After this interview, Lilian studiously avoided Shiel; and despairing, at length, of ever winning her over, Shiel reported his failure to H.V. Sevenning.
“We must subpoena her,” said Sevenning.
“You’ll never get her to speak that way,” Shiel said. “If once she has made up her mind not to do a thing, nothing will ever compel her.”
“I have heard that said of people before,” H.V. Sevenning replied dryly, “but it’s wonderful what the witness-box can do; it loosens the most mulish tongues in a marvellous manner.”
“It wouldn’t hers,” Shiel maintained.
H.V. Sevenning, however, thought he knew best—what lawyer doesn’t? Moreover, it was all part of the game—the great game of becoming notorious at all costs. He served the subpoena.

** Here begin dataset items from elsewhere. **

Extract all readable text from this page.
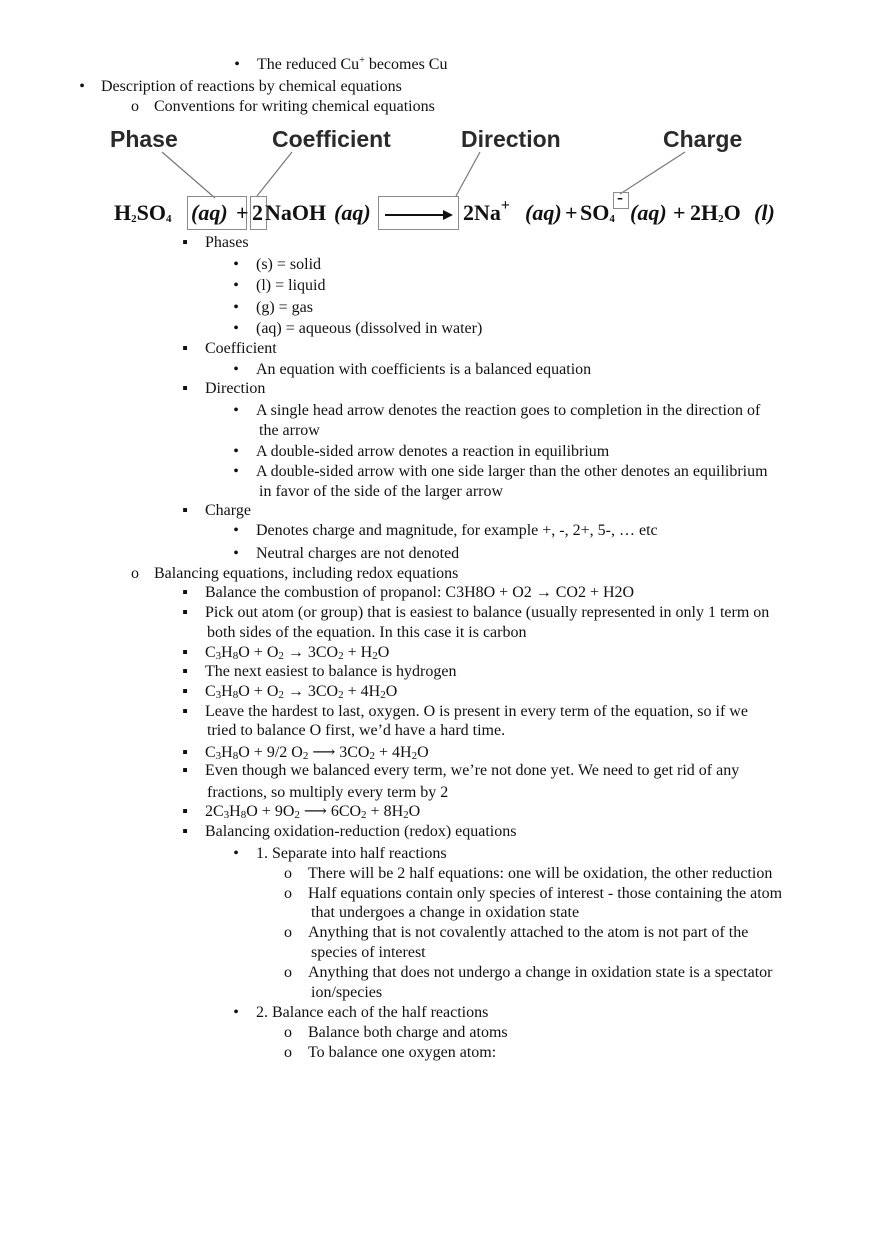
• The reduced Cu+ becomes Cu
• Description of reactions by chemical equations
o Conventions for writing chemical equations
Phase	Coefficient	Direction	Charge
$H_2SO_4$ (aq) + 2 NaOH (aq)	2Na+ $(aq) + SO_4$
-
$(aq) + 2H_2O$ (l)
▪ Phases
• (s) = solid
• (l) = liquid
• (g) = gas
• (aq) = aqueous (dissolved in water)
▪ Coefficient
• An equation with coefficients is a balanced equation
▪ Direction
• A single head arrow denotes the reaction goes to completion in the direction of
the arrow
• A double-sided arrow denotes a reaction in equilibrium
• A double-sided arrow with one side larger than the other denotes an equilibrium
in favor of the side of the larger arrow
▪ Charge
• Denotes charge and magnitude, for example +, -, 2+, 5-, … etc
• Neutral charges are not denoted
o Balancing equations, including redox equations
▪ Balance the combustion of propanol: C3H8O + O2 → CO2 + H2O
▪ Pick out atom (or group) that is easiest to balance (usually represented in only 1 term on
both sides of the equation. In this case it is carbon
▪ $C_3H_8O + O_2 \to 3CO_2 + H_2O$
▪ The next easiest to balance is hydrogen
▪ $C_3H_8O + O_2 \to 3CO_2 + 4H_2O$
▪ Leave the hardest to last, oxygen. O is present in every term of the equation, so if we
tried to balance O first, we’d have a hard time.
▪ $C_3H_8O + 9/2$ $O_2$ ⟶ $3CO_2 + 4H_2O$
▪ Even though we balanced every term, we’re not done yet. We need to get rid of any
fractions, so multiply every term by 2
▪ $2C_3H_8O + 9O_2$ ⟶ $6CO_2 + 8H_2O$
▪ Balancing oxidation-reduction (redox) equations
• 1. Separate into half reactions
o There will be 2 half equations: one will be oxidation, the other reduction
o Half equations contain only species of interest - those containing the atom
that undergoes a change in oxidation state
o Anything that is not covalently attached to the atom is not part of the
species of interest
o Anything that does not undergo a change in oxidation state is a spectator
ion/species
• 2. Balance each of the half reactions
o Balance both charge and atoms
o To balance one oxygen atom:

Like most modern girls, Lilian Rosenberg was wholly selfish; and for this fault only her parents were to blame. She had been brought up with the one idea of pleasing herself, of saying and doing exactly what she thought fit; and no one had ever thwarted her. Now, however, the unforeseen had happened. She was smitten with the grand passion, and confronted for the first time in her life with the startling proposition of “self-sacrifice.” She loved Shiel. She wouldn’t marry him for the very simple reason he had no money—but that only added poignancy to the situation. She loved him all the more. She knew Shiel loved Gladys Martin. Whether he could ever marry Gladys was another matter—but he loved her all the same. And the proposition, that had been so abruptly thrust upon Lilian Rosenberg, was that she should sacrifice herself, not only to save Gladys Martin from marrying Hamar, but to pave the way for Shiel, supposing Gladys could reconcile herself to penury, to marry her himself. In other words she had been called upon to give up what was, at the moment, dearest to her in the world, and to court all the inconveniences and worries of being thrown out of employment—for if she gave evidence that would in any way tend to damage the firm of Hamar, Curtis & Kelson, she would undoubtedly lose her post and, in all probability, never get another—at least not another as good—for the sake of a woman whom she did not know, but, nevertheless, hated.
Yet there was in her, as there is in almost every girl, however up to date, a chord that responded to the heroic. A short time back she would have scoffed at the very thought of self-sacrifice; but now, she actually caught herself considering it. She kept on considering it, too, until the trial was well advanced, and had practically made up her mind to denounce the trio and go to the wall herself, when the subpoena was served.